Children’s Heart Rate and Vicariously Aroused Affect in Response to Others’ Differing Emotional Experiences
Xenia Anastassiou-Hadjicharalambous1, 2, *, David Warden1
Identifiers and Pagination:Year: 2008
First Page: 78
Last Page: 83
Publisher Id: TOPSYJ-1-78
Article History:Received Date: 08/10/2007
Revision Received Date: 19/09/2008
Acceptance Date: 07/10/2008
Electronic publication date: 29/10/2008
Collection year: 2008
open-access license: This is an open access article distributed under the terms of the Creative Commons Attribution 4.0 International Public License (CC-BY 4.0), a copy of which is available at: (https://creativecommons.org/licenses/by/4.0/legalcode). This license permits unrestricted use, distribution, and reproduction in any medium, provided the original author and source are credited.

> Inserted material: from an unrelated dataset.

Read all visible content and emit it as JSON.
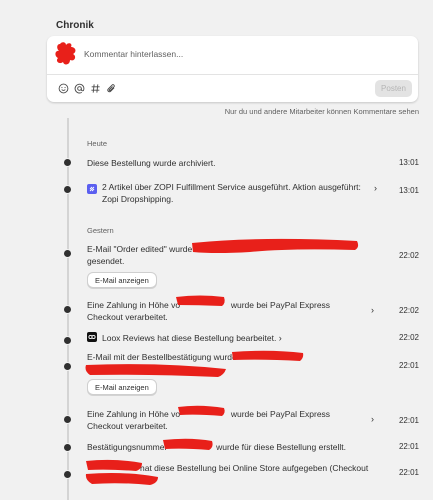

This study examined vicariously induced Heart Rate (HR) patterns in response to others’ sadness, fear, anger and happiness, in children (N = 44, 22 girls and 22 boys, aged 7 to 10), when confronted with a brief emotion evocative film consisting of a series of evocative episodes each of which was of at least moderate intensity. HR was consistently higher relative to baseline in response to others’ fear (p < .001), sadness (p < .011), anger (p < .014) and the positive emotion of happiness/surprise (p < .002). These findings suggest that HR can reliably be used as a marker of vicariously aroused affect in response to a range of different emotions in children, given that stimulus intensity is at least moderate.